Londyn chce renegocjacji porozumienia brexitowego
22 lipca 2021Pobrexitowy spór między Wielką Brytania a Unią Europejską rozgorzał na nowo. Powód to brytyjskie żądania nowych negocjacji w sprawie protokołu dotyczącego Irlandii i Irlandii Północnej. Rząd w Londynie domaga się czasowego zawieszenia obowiązywania protokołu. W czwartek (22.07.2021) Premier Boris Johnson rozmawiał o tym telefonicznie z szefową KE Ursulą von der Leyen i wezwał, by Unia „poważnie” przeanalizowała propozycje jego rządu.
O postulatach Londynu mówił dzień wcześniej w brytyjskim parlamencie minister ds. brexitu David Frost. - Nie możemy dłużej tak tego ciągnąć – podkreślił. – Musimy szybko uzgodnić moratorium.
Jego zdaniem konieczne są renegocjacje, aby nadać „nową równowagę” protokołowi północnoirlandzkiemu. W ocenie sekretarza stanu ds. Irlandii Północnej Brandona Lewisa przejściowe zawieszenie stosowania protokołu pozwoliłoby, „zająć się problemami w sposób całościowy”, zamiast wpadać z jednego kryzysu w drugi.
Bruksela wyklucza renegocjacje
Odpowiedź z Brukseli jest jednak stanowcza. Unia będzie nadal „kreatywna” i „elastyczna”, poruszając się jednak w ramach protokołu północnoirlandzkiego, napisała na Twitterze von der Leyen. – Ale nie będziemy renegocjować – oświadczyła po rozmowie z Johnsonem
Już w środę wiceprzewodniczący Komisji Europejskiej Marosz Szefczovicz oświadczył, że renegocjacje są wykluczone. Jak dodał, UE jest wprawdzie gotowa kontynuować dialog i szukać wspólnie z Londynem „innowacyjnych rozwiązań”. Ale to musi dziać się „w ramach” protokołu północnoirlandzkiego. Szefczowicz przypomniał też, że wynegocjowane nie bez trudu regulacje zostały ratyfikowane przez brytyjski parlament.
Problematyczna granica
Protokół przewiduje, że pomiędzy należącą do Wielkiej Brytanii Irlandią Północną a będącą członkiem UE Irlandią nie będzie granicy celnej, której przywrócenie – zdaniem obu stron – zagrażałoby porozumieniu wielkopiątkowemu z 1998 roku, które zakończyło konflikt w Irlandii Północnej.

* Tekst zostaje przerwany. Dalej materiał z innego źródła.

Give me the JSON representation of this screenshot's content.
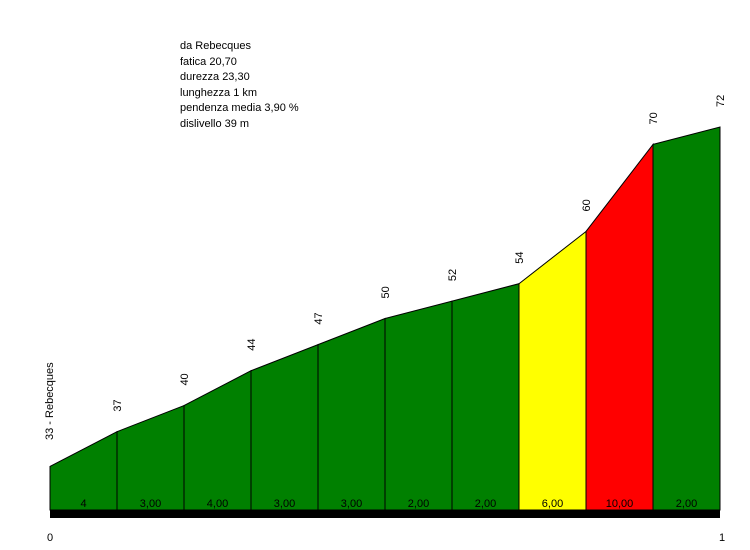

Zgodnie z protokołem kontrole celne mają być przeprowadzane między Irlandią Północną a Wielką Brytanią. Brytyjski rząd domaga się teraz przedłużenia regulacji przejściowych oraz złagodzenia kontroli dla określonych dóbr.
Stosowanie protokołu od miesięcy jest powodem sporu między UE a Wielką Brytanią. Unia już przedłużyła do 30 września wyjątki dotyczące kontroli celnych produktów mięsnych.
Również władze Irlandii odrzuciły postulaty Londynu, apelując o realistyczne podejście. Irlandzki minister spraw zagranicznych Simon Coveney powiedział w Dublinie, że protokół został uzgodniony wspólnie przez Brukselę i Londyn i musi być wspólnie wdrożony.
Krytyki nie szczędzą za to unioniści w Irlandii Północnej. Ich zdaniem protokół de facto tworzy granice morską pomiędzy Irlandią Północną a pozostałą częścią Wielkiej Brytanii. Obawiają się oni, że w ten sposób toruje się drogę do zjednoczenia Irlandii Północnej z Irlandią.